This program tests TSQR::SequentialTsqr, which implements the
sequential cache-blocked version of TSQR.  TSQR (Tall Skinny QR)
computes the QR factorization of a tall and skinny matrix (with many
more rows than columns) distributed in a block row layout across one
or more processes.  SequentialTsqr is built on the computational
kernels implemented in TSQR::Combine.  These tests use the default
back-end implementation of TSQR::Combine (which you can see as the
default template parameter value in Tsqr_Combine.hpp).

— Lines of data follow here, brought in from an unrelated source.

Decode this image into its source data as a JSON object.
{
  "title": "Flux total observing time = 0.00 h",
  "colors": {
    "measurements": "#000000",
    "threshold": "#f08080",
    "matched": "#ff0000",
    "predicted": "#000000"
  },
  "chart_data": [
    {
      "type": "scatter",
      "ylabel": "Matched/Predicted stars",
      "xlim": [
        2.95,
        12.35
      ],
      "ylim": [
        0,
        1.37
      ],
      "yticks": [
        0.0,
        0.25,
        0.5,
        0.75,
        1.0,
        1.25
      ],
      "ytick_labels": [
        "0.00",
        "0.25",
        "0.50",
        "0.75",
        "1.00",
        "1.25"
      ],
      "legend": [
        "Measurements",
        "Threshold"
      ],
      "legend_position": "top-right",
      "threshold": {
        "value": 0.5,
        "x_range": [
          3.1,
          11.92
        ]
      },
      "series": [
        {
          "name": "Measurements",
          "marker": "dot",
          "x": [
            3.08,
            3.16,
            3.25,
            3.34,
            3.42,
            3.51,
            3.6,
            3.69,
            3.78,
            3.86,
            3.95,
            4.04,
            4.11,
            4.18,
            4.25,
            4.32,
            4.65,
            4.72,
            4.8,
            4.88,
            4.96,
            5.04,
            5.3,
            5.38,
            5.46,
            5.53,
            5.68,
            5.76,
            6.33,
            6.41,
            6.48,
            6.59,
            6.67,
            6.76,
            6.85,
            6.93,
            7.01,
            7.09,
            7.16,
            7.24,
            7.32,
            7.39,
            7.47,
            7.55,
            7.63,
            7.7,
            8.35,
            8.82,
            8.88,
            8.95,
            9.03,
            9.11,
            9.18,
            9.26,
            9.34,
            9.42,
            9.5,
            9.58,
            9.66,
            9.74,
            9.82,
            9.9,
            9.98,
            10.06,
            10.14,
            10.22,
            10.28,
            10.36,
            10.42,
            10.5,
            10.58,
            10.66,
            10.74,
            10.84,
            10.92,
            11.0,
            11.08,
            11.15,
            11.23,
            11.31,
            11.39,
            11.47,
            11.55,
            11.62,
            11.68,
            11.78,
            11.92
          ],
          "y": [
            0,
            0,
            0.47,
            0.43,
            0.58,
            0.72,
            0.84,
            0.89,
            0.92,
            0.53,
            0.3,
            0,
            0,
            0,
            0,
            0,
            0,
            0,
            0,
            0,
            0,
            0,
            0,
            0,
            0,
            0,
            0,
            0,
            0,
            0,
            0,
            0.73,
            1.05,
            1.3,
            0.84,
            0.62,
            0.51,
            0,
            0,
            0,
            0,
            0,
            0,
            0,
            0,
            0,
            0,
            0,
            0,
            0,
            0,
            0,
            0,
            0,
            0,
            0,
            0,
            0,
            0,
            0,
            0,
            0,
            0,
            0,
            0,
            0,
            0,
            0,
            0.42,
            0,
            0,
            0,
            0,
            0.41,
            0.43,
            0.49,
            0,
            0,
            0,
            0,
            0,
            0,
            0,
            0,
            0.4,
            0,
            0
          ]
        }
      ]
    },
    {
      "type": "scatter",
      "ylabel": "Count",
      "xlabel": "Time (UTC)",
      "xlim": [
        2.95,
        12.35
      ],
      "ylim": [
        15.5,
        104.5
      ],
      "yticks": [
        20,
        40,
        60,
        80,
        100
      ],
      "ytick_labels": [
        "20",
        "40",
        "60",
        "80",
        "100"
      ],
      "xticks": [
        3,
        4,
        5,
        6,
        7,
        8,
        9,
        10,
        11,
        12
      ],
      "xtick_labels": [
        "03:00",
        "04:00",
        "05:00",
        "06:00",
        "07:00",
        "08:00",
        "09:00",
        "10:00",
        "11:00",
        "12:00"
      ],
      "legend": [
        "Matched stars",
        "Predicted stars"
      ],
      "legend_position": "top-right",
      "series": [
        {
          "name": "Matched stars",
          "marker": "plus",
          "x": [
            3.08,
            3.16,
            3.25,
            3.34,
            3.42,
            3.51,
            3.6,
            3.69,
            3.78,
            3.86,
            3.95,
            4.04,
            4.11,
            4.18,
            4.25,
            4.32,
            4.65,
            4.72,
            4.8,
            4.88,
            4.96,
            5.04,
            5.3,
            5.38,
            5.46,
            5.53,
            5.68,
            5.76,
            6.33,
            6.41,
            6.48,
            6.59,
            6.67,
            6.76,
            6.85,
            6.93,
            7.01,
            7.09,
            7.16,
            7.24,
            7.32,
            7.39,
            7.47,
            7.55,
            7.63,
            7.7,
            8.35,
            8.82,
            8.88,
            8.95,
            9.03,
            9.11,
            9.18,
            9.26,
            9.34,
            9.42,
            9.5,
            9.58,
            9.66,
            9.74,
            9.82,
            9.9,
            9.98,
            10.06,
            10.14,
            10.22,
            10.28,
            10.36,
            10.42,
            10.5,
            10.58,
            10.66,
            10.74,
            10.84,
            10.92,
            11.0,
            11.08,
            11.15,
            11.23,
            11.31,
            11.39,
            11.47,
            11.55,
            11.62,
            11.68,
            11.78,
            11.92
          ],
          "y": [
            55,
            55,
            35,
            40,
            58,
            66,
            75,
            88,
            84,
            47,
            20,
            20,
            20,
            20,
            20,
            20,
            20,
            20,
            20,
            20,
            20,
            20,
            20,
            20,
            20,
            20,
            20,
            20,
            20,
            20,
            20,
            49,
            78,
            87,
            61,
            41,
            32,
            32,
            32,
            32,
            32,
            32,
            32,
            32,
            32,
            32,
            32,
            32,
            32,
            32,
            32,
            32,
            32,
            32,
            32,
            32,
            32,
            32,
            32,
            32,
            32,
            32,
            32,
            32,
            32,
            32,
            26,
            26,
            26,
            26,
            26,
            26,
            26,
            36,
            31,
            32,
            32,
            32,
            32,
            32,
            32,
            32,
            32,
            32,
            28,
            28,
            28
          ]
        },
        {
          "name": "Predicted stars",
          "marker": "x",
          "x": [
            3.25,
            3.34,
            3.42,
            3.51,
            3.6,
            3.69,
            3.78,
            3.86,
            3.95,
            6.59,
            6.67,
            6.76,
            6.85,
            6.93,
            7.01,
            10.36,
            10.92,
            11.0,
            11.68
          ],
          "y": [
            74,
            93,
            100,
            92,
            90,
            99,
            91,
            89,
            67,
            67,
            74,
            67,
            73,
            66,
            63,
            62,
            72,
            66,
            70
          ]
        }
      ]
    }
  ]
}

By default, TSQR::SequentialTsqr will only be tested with real
arithmetic Scalar types (currently, float and double, corresponding to
LAPACK's "S" resp. "D" data types).  If you build Trilinos with
complex arithmetic support (Teuchos_ENABLE_COMPLEX), and invoke this
program with the "--complex" option, complex arithmetic Scalar types
will also be tested (currently, std::complex<float> and
std::complex<double>, corresponding to LAPACK's "C" resp. "Z" data
types).

This program can test accuracy ("--verify") or performance
("--benchmark").  For accuracy tests, it computes both the
orthogonality $\| I - Q^* Q \|_F$ and the residual $\| A - Q R \|_F$.
For performance tests, it repeats the test with the same data for a
number of trials (specified by the "--ntrials=<n>" command-line
option).  The typical use case for SequentialTsqr is data sets too
large to fit in cache; it will work otherwise, and efficiently too,
but in that case you would be better off just testing TSQR::Combine.